Monitoring Service Posting Slack Alerts

The slack_alerts.py example demonstrates a Trains monitoring service that posts alert messages on a Slack Channel. The alerts are messages containing information about Task completions and failures. The example creates a SlackMonitor class, inheriting from the Trains Monitor class, and creating a custom monitor.

The custom monitor overrides the following Trains Monitor class methods:

  • get_query_parameters - The query parameters for monitoring, for example:
    {'status': ['failed'], 'order_by': ['-last_update']}
  • process_task - Get the information for a Task, post a Slack message, and output to console.

The example provides the option to run locally or execute remotely, by calling the Task.execute_remotely method.

Trains automatically logs the example's command line arguments, because it uses argparse

To interface to Slack, the example uses slack.WebClient and slack.errors.SlackApiError.

Before running the script

Create a new Slack Bot (Allegro Trains Bot), before executing the slack_alerts.py script. This will provide you with a Slack API token, which the example script requires.

  1. Login to your Slack account.
  2. Go to https://api.slack.com/apps/new.
  3. In App Name, enter your app name; for example, "Allegro Trains Bot".
  4. In Development Slack Workspace, select your workspace.
  5. Click Create App.
  6. In Basic Information, under Display Information, complete the following:
    • In Short description, enter "Allegro Train Bot".
    • In Background color, enter "#202432".
  7. Click Save Changes.
  8. In OAuth & Permissions, under Scopes, click Add an OAuth Scope, and then select the following permissions on the list:
    • channels:join
    • channels:read
    • chat:write
  9. In OAuth Tokens & Redirect URLs:
    1. Click Install App to Workspace
    2. In the confirmation dialog, click Allow.
    3. Click Copy to copy the Bot User OAuth Access Token.

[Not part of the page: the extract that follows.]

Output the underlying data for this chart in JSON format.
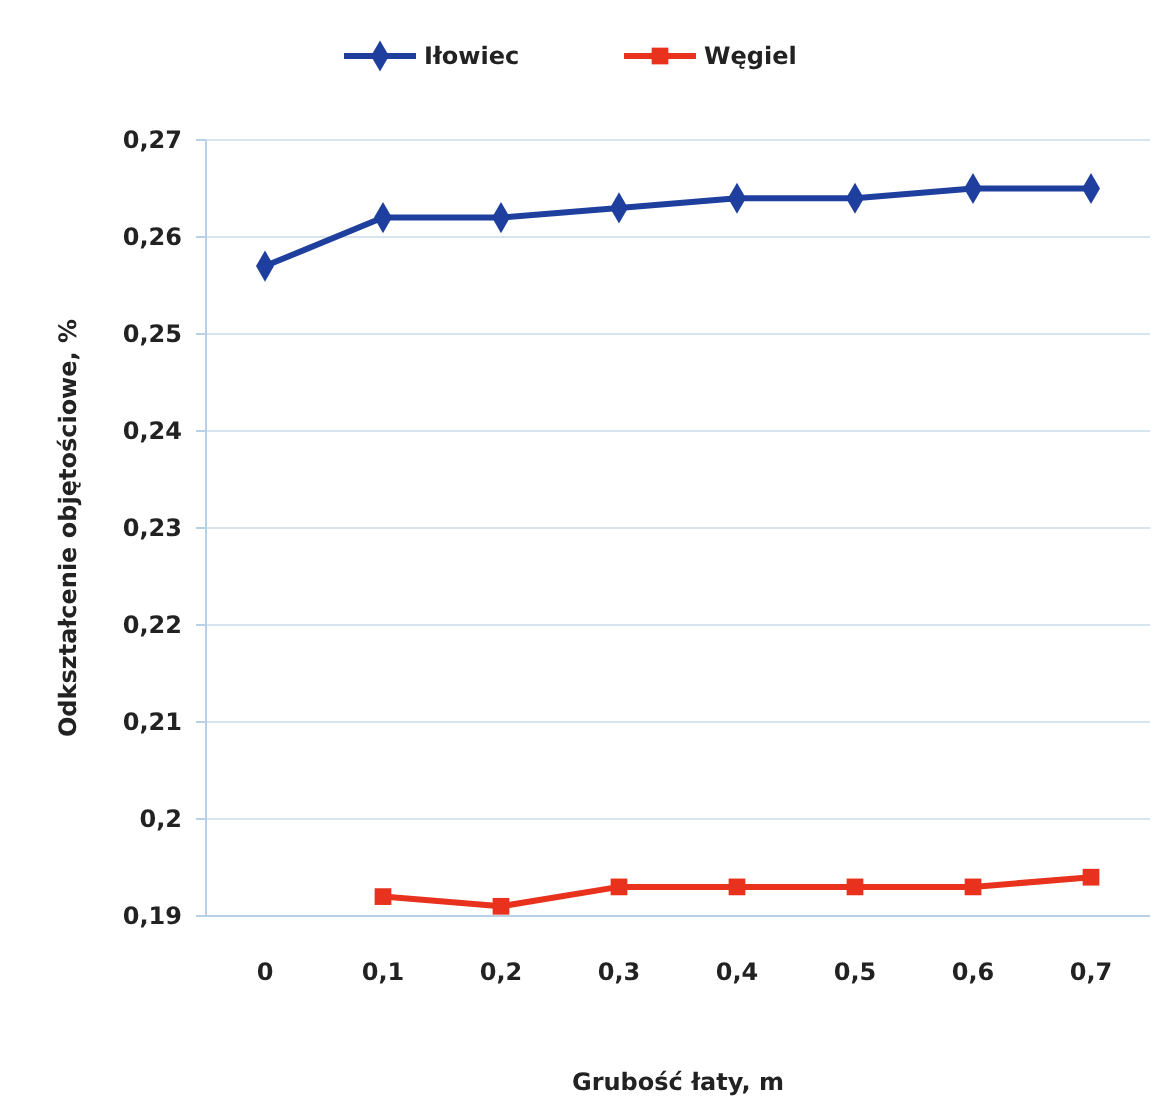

To use the Slack API Token in the Allegro Trains Slack service, execute slack_alerts.py with the command line argument slack_api and the API token in double quotes:

--slack_api "<api_token_here>"

Running the monitoring service

  1. Trains Agent must be running in services mode and listening to the services queue, so that when the script calls the Task.execute_remotely method to enqueue the monitoring Task, Trains Agent can begin the service.

    For example:

    trains-agent daemon --services-mode --detached --queue services --create-queue --docker  --cpu-only

  2. Run the example script. The arguments are:

    • channel - The name of the Slack channel to post alerts to. (MANDATORY)
    • slack_api - The Slack API key. The default value can be set in the environment variable, SLACK_API_TOKEN. (MANDATORY)
    • include_completed_experiments - Include completed experiments. The default value is False.
    • include_manual_experiments - Include experiments that are running locally, not only those Trains Agent is executing. The default value is True.
    • local - Run the monitor locally, instead of as a service. The default is False.
    • message_prefix - A message prefix. For example, to alert all channel members use: "Hey <!here>,"
    • min_num_iterations - The minimum number of iterations of failed/completed experiment to alert. The default is 0, indicating all alerts.
    • project - The name (or partial name) of the project to monitor, use empty for all projects.
    • refresh_rate - How often to run the monitoring service (seconds). The default value is 10.0.
    • service_queue - The queue that trains-agent is listening to for Tasks to execute as a service. The default is services.

    python slack_alerts.py --slack_api <key> --channel <channel_name>

Hyperparameters

Command line arguments, which are automatically logged when argparse is used, appear in the HYPER PARAMETERS tab.